Enfin l’expert Jonesco, nommé par le juge Simon, estime qu’il s’agit d’une voix d’homme ayant entre 45 et 55 ans.Lors de la phase de l’instruction, malgré d’autres cassettes transmises par Jean-Marie Villemin, l’étude des voix ne permet pas d’identifier le corbeau. En revanche, l’étude des dates et heures d’appels, de leur contenu et des bruits de fond permettent d’orienter l’enquête.

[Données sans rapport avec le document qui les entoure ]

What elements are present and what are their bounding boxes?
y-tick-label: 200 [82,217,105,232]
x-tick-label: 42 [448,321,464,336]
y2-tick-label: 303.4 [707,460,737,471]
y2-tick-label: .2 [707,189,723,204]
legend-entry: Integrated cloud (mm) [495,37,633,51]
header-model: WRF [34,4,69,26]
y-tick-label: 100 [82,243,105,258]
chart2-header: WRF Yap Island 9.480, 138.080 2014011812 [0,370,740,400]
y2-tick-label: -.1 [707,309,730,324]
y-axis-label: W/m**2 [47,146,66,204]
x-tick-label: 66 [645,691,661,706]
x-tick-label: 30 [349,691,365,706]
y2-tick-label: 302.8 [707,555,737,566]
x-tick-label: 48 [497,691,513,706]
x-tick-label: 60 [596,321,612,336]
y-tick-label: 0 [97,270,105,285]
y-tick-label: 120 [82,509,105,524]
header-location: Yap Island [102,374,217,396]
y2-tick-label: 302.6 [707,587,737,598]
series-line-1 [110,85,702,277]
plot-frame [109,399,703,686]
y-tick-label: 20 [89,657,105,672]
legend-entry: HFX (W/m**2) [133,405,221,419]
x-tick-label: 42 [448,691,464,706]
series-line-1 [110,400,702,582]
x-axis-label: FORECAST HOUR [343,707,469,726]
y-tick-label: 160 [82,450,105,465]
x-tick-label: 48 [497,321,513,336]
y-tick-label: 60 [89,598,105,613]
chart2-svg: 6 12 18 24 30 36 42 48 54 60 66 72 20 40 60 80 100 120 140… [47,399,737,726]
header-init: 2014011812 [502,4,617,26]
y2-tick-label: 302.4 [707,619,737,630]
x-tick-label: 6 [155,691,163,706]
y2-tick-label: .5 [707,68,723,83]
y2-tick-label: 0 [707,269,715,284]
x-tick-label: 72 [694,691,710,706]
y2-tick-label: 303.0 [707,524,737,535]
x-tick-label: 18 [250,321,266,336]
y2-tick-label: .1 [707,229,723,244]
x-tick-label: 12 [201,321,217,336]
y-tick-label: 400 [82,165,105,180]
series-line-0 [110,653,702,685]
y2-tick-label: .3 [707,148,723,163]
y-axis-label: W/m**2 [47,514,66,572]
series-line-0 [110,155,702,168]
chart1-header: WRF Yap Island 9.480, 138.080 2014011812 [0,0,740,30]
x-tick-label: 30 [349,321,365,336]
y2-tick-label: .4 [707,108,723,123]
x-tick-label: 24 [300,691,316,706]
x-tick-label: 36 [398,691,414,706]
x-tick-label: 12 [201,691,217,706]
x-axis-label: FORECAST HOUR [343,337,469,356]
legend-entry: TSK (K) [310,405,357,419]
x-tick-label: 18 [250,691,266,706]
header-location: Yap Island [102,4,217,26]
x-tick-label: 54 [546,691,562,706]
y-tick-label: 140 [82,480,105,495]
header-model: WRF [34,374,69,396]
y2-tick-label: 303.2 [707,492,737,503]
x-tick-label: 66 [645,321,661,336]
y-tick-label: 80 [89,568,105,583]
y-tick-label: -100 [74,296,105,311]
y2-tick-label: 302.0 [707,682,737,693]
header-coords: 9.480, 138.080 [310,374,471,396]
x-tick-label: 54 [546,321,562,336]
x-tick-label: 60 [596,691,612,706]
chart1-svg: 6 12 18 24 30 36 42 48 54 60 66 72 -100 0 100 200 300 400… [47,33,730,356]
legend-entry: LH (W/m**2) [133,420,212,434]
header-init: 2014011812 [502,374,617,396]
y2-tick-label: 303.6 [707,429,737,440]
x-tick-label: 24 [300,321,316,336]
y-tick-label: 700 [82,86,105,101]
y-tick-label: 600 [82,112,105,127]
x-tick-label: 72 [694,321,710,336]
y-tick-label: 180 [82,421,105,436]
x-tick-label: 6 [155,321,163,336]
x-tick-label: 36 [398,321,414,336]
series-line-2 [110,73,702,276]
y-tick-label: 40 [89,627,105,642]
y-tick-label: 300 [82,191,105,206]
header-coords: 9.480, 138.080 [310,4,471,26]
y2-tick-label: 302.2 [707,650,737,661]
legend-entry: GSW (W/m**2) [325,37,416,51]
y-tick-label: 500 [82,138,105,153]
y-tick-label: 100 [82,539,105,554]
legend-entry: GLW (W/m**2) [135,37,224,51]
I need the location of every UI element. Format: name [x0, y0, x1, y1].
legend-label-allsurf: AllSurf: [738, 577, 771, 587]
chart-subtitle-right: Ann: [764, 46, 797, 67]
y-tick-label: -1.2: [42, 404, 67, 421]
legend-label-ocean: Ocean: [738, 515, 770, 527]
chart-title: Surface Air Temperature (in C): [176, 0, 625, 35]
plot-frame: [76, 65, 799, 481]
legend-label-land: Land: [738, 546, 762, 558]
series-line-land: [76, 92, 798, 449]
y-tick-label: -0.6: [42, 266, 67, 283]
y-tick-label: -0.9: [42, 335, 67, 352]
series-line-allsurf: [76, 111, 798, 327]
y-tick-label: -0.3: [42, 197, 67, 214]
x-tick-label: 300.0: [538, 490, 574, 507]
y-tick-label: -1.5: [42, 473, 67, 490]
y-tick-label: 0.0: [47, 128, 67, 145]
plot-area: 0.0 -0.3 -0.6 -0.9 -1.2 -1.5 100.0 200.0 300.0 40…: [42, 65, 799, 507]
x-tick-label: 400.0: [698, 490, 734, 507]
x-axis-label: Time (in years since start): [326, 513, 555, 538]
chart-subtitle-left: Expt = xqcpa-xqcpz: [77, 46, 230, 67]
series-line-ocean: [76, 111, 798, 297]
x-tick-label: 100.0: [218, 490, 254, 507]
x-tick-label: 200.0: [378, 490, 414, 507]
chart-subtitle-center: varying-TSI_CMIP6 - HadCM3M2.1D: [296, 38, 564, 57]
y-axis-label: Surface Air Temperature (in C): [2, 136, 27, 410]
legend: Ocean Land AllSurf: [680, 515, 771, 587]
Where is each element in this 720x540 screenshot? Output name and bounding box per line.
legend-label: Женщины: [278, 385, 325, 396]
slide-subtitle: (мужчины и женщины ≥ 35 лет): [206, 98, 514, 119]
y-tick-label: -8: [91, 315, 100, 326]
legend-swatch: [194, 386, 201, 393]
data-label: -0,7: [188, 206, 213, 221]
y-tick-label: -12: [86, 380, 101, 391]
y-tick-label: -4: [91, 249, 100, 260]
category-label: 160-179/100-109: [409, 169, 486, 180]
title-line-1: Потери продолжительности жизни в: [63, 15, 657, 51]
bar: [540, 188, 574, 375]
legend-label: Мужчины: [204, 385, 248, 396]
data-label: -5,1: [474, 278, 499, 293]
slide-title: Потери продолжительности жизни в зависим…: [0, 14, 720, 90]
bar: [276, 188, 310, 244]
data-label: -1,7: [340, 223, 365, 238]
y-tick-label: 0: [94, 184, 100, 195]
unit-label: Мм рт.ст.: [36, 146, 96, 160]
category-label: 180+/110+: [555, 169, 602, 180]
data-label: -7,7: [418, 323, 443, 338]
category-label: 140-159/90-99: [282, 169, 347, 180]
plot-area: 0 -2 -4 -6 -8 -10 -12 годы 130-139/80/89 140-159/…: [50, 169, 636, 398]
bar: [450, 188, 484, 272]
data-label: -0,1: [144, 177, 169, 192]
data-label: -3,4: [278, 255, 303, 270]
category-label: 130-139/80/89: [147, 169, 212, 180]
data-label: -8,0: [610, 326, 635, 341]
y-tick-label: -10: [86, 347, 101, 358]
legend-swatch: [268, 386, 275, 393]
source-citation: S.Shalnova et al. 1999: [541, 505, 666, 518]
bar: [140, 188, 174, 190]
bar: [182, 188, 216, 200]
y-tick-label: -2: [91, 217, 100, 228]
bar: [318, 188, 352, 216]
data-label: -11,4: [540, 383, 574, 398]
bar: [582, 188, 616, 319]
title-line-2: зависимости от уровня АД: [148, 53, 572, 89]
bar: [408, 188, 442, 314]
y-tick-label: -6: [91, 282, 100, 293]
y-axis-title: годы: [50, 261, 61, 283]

A la fin de l’année 1992, Me Joël Lagrange, défenseur d’Albert et Monique Villemin, apprend le récent développement du logiciel REVAO (Reconnaissance Vocale Assistée par Ordinateur) développé par la société “Micro Surface”. Ce logiciel permet, selon l’avocat, d’indiquer si deux voix sont celles d’une seule et unique personne, avec un degré de certitude de 95%. La partie civile demande un supplément d’information pour faire comparer les voix des protagonistes de l’affaire avec celle des enregistrements des appels téléphoniques du corbeau. Cette requête, soumise à la chambre d’accusation de Dijon fin 1992, est refusée au motif

“qu’en l’état actuel de la science et des pièces à conviction, de nouvelles expertises n’apporteraient aucune certitude quant à l’auteur du crime”

L’année suivante, lors du procès de Jean-Marie Villemin, le président de la cour O. Ruyssen demande les témoignages de C. Roques-Carmes, conseiller scientifique de la société “Micro Surface”, et de la gérante, Mlle Wehbi qui demande à être requise comme expert en identification du locuteur. Ces témoignages doivent permettre à la cour de se faire une idée de la fiabilité du logiciel REVAO et de décider de l’opportunité de requérir un expert pour analyser les cassettes. M. Roques-Carmes estime qu’il n’existe pas réellement “d’empreinte vocale unique” au contraire de l’empreinte digitale. Il explique que l’identification certaine du locuteur est impossible, même avec des documents sonores de très bonne qualité. Or, dans l’affaire Grégory, les documents sonores sont de mauvaise qualité (bruit de fond, superpositions de voix) et le corbeau modifie sa voix. A l’inverse de son collègue, Mlle Wehbi estime que les cassettes permettraient l’identification du corbeau de manière certaine. Devant ces contradictions, la cour d’assise décide de ne pas ordonner une expertise vocale supplémentaire.

Vers de nouvelles expertises ?

Ces cassettes peuvent-elles mener à identifier formellement le corbeau ?

Le 4 décembre 2008, l’avocat des Laroche Me Welzer déclare :
des laboratoires sont désormais capables d’identifier avec précision à qui appartient une voix” (source : l’express)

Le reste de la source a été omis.